Posiblemente Grayling sea demasiado optimista acerca del alcance y extensión popular, por aquellos tiempos, de esa revolución en la manera de pensar. Se cura un tanto en salud acudiendo a una ilustrativa metáfora: el siglo arranca con la tragedia de Macbeth, estrenada en 1606, en que un rey es asesinado, pero en 1649 algunos de los espectadores de Shakespeare pudieron asistir a la decapitación de Carlos I, principio de las turbulencias que remataron en la Gloriosa. Lo que en la obra teatral se imaginaba como el caos absoluto –los búhos atacaban a los halcones–, en la vida real se producía como una contingencia más de la historia, que daba paso a otra nueva situación y que no acababa con nada. Pero esa actitud menos dramática no sugiere que aquellos espectadores estuvieran intelectualmente afectados por el cambio en la manera de pensar que venía produciéndose en la centuria. Sin duda hay que esperar, ahora sí, al siglo siguiente, a la Ilustración, para que el enfoque científico llegue, no sólo a las grandes revoluciones políticas del siglo XVIII, como dice el autor, sino también a públicos mucho más numerosos, sin los cuales no habría surgido en escena un nuevo sujeto político protagonista: el Pueblo. La alfabetización masiva posterior y la educación generalizada confirmaron esa deriva.

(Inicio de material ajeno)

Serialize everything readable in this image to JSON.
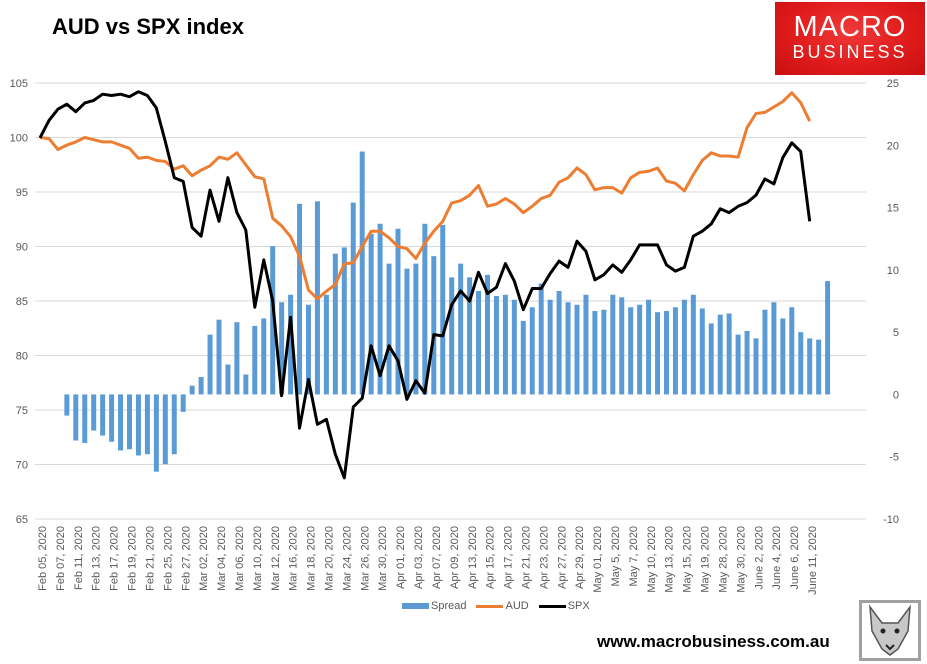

Y aquí aparece, en sus páginas finales, el beligerante y militante Grayling. En lugar de contestar los conocidos cuestionamientos de la Modernidad, tanto el antiiluminismo de primera hora como el más contemporáneo de Fráncfort y la posterior posmodernidad, nuestro autor arrambla con ellos y los remite a una fantasmal nota al pie, contestando con una defensa apasionada de la fe ilustrada en las últimas páginas y haciéndose solidario de los argumentos de Anthony Pagden en su La Ilustración y por qué sigue siendo importante para nosotros. En ese sentido, apunta que son los restos de pensamiento antiguo, premoderno, religioso, característico de las culturas que no han llevado a cabo la separación de lo mágico y lo científico, quienes, a despecho de su naturaleza minoritaria, están poniendo en peligro hoy la continuidad de nuestra feliz mayoría de edad. «El totalitarismo mental del islam –sentencia– es el paradigma». También, el sustrato mágico popular que cobra enteros conforme la cosmovisión científica, con su tecnicismo, se aleja del ciudadano. La brecha se llena con creencias e historias ilusorias, reconocidamente falsas, pero conformadoras de un relato menos turbador y más comprensible que el que proporciona la madurez moderna. Es el regreso a la infancia intelectual del hombre, el camino de retorno cuando no se entiende el mundo en que se vive. Frente a ello, sin pestañear, Grayling receta lo mismo que Rousseau, Kant y todos los modernos desde hace dos siglos: educación. El problema es que no hay que ser un posmoderno para reconocer que ello no es en absoluto suficiente. Grayling explica extraordinariamente el nacimiento de la mente moderna, pero parece no tener demasiada consideración de los problemas que ha generado la elevación de la razón al pedestal de la deidad, su conversión en un valor supremo indiscutible.